Prior to the game he had this to say about his friend—and former New York teammate—Landry Fields.

“He’s gone through a lot. People don’t understand how lingering his elbow injury is. He still deals with it and he was dealing with it all summer. He’s had to fight through a lot and I think he’s doing a great job with it.”

Fields had ulnar nerve surgery on his right elbow last November and one year later he’s finally starting to show glimpses of the player Toronto thought they were getting when Bryan Colangelo signed the Stanford man to a free agent deal in the summer of 2012. After suffering through a horrific season last year, Fields was forced to rehab his shooting arm—and his shooting stroke—and get his mental edge back as well.

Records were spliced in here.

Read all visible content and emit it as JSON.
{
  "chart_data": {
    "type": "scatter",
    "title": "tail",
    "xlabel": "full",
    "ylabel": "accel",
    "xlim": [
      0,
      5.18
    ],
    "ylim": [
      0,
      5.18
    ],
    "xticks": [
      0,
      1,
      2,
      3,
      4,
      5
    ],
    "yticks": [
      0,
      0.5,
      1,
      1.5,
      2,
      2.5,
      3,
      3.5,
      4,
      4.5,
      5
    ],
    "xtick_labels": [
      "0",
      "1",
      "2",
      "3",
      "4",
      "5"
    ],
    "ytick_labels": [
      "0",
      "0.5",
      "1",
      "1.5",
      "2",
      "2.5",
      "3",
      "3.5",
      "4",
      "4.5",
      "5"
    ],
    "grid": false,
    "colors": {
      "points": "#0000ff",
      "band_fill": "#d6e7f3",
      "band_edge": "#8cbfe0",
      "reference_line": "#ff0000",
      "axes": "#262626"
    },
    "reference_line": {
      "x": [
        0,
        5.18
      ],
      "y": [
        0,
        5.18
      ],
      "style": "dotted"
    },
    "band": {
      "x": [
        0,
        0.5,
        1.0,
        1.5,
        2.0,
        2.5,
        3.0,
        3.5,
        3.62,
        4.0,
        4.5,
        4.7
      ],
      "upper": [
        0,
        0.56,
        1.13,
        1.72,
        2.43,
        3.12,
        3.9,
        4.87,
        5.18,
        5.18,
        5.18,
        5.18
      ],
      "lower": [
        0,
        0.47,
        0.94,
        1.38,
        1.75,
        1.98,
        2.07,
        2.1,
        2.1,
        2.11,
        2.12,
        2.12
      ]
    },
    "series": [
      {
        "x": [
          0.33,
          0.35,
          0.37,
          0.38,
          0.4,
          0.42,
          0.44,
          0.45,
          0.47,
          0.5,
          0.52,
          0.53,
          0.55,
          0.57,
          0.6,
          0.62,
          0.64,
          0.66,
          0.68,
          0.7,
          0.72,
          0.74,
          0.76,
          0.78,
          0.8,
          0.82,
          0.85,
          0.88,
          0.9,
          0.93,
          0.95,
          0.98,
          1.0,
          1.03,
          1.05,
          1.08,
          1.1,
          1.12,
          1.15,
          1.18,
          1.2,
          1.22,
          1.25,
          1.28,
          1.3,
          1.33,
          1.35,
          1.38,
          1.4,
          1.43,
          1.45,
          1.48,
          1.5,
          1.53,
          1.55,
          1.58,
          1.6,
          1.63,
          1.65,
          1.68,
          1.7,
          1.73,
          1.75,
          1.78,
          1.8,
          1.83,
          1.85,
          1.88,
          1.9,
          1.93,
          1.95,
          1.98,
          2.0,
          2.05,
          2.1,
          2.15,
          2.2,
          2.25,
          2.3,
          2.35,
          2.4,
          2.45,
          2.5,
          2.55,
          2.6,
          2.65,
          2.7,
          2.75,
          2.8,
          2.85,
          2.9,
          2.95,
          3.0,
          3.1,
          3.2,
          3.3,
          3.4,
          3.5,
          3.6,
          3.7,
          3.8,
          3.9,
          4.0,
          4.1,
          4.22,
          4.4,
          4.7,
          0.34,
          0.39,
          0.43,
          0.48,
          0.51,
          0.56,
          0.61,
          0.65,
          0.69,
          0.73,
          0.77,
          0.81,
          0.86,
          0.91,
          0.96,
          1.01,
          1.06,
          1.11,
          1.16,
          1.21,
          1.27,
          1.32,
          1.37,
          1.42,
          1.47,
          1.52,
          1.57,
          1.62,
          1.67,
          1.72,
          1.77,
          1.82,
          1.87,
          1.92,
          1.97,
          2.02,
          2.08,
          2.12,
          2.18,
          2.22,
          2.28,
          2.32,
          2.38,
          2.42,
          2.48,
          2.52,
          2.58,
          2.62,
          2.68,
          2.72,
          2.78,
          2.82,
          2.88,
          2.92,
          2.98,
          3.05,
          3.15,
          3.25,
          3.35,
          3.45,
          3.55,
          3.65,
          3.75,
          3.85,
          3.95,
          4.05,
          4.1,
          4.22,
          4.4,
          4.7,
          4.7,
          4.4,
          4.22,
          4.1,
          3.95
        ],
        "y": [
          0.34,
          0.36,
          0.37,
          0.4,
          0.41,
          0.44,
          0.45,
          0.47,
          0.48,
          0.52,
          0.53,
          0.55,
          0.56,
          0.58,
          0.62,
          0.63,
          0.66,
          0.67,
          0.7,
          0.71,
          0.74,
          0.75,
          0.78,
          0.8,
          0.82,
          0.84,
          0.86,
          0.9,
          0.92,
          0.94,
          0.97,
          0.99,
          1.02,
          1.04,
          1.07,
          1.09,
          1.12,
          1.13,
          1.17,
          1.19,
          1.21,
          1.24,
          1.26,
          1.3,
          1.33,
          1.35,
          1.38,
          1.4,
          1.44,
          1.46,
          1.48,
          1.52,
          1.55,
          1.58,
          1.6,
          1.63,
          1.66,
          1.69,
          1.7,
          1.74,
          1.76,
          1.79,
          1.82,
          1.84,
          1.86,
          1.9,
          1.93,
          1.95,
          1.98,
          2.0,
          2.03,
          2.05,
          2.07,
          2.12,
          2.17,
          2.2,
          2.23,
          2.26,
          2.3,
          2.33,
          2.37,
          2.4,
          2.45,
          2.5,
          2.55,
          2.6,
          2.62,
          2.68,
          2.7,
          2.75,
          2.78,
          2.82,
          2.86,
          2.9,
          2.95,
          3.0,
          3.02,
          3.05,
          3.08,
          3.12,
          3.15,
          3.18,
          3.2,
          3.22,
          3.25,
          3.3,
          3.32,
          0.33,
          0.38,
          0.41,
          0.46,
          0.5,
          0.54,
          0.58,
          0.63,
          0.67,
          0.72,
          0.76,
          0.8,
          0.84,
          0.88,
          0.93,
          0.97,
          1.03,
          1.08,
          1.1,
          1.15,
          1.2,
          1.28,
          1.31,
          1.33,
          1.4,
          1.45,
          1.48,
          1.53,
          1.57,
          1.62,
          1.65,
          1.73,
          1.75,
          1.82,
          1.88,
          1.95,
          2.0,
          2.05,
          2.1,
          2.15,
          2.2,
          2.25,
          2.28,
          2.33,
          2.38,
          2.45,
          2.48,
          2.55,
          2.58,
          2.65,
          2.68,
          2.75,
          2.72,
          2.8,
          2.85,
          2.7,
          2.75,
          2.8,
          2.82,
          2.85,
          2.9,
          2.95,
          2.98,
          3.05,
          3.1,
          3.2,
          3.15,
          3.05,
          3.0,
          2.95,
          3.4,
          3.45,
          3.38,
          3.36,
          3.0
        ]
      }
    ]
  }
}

He admitted to me (in an exclusive interview that can be heard on the “Hoops” show, Thursday night at 11pm ET on Sportsnet 590 the FAN) that his confidence was almost entirely gone, but he drew inspiration from his new wife and newborn child.

“Elaine, my wife, was there with me every day. She could see the struggle and how taxing [the injury] was on me—both mentally and emotionally,” Fields says. “At one point or another in our lives, we [all] go through a furnace, and the furnace can either destroy or you can come out much better. You look at gold; you put gold in a furnace [and] the impurities come out and you scrape them off and you’re much better than before. Or [the furnace] could just destroy it.”

“So I looked at it as ‘I’m going to go through this, learn a lot of things and just grow from it.’ Not just on the court, but also in life and in the way I approach my family and my outlook on everything.”